Please keep posting, I do enjoy reading about builds that are way above my capabilities and that there we are fortunate to have so many members here on WT that are capable of such craftsmanship.

kind regards

Mike
 

P A D

Western Thunderer
Hi Mike,
The locos of the LSWR are a complete mystery to me, so I only know it's a T3 because that's what it says on the box.

Thanks for the kind words. I'm glad you are enjoying the build.

Larry,
The wheels were specified in the instructions and supplied with the kit. The Slaters range is very extensive, but sometimes kit manufacturers have to compromise and specify the nearest available option. Therefore you can see models with non bevelled rims where they should be bevelled, but in all other respects, size, crank throw and number of spokes, are correct.

Cheers,
Peter
 

LarryG

Western Thunderer
Larry,
The wheels were specified in the instructions and supplied with the kit. The Slaters range is very extensive, but sometimes kit manufacturers have to compromise and specify the nearest available option. Therefore you can see models with non bevelled rims where they should be bevelled, but in all other respects, size, crank throw and number of spokes, are correct.

Cheers,
Peter
I appreciate that Peter. It is just that to me it is the rim that is first noticeable while all the other permutations come second. Friend Alan Harris took the hobby away from one-size-fits-all.
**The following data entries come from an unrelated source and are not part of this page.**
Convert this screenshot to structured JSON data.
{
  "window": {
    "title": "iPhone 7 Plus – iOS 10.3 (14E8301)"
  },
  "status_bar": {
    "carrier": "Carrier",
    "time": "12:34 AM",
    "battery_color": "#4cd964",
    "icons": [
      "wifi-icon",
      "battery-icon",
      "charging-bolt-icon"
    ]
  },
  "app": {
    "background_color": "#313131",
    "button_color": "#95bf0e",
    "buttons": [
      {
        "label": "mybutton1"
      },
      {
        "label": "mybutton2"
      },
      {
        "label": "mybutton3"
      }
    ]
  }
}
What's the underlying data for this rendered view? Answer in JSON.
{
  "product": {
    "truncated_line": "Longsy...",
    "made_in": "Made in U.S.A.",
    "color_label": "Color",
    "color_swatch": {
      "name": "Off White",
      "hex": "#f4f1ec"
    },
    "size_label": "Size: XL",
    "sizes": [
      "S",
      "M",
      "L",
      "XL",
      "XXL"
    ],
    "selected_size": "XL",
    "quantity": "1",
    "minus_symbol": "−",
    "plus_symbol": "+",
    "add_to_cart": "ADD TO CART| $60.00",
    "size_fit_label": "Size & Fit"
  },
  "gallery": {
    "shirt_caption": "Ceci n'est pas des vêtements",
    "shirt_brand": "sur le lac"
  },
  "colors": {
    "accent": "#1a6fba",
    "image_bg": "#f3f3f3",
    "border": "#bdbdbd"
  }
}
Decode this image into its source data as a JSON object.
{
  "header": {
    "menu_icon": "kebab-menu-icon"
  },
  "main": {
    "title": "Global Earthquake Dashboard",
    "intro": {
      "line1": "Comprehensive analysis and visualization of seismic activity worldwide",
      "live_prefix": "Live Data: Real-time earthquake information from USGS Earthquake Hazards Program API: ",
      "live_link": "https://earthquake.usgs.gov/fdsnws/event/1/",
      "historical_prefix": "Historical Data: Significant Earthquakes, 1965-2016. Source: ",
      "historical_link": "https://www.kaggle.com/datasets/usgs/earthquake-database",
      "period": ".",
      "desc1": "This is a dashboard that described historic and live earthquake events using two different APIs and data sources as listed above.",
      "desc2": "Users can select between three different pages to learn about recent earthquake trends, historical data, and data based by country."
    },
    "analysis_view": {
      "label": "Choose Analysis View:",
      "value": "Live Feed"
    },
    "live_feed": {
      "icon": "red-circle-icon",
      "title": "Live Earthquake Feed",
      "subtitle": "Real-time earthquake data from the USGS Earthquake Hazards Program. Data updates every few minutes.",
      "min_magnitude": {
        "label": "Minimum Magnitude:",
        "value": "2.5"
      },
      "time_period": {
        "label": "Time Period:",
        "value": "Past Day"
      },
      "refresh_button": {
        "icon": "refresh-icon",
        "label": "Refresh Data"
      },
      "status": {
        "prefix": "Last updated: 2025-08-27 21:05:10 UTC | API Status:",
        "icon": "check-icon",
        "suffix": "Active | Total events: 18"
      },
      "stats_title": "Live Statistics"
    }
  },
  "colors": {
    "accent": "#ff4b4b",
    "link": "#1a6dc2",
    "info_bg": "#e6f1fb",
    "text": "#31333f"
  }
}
You don't just build locomotives; you build works of art. I probably have a controversial view of locomotives, especially for a professional model painter, in that I prefer them in the raw metal or plain unlined black so that I can appreciate the detail. Highly decorated paintwork is an art in its own right and so it takes the eye away the builders workmanship.

Of course, this is part of the game. I have painted the best and also the worst of locomotives (especially in O gauge) and my services were often enlisted by retail outlets to turn a dogs breakfast into a saleable item. On the shelf above my PC is a Heljan GW Large Prairie in plain black, its driving wheel profile and large and small rivets on perfect platework are a feast to the eye.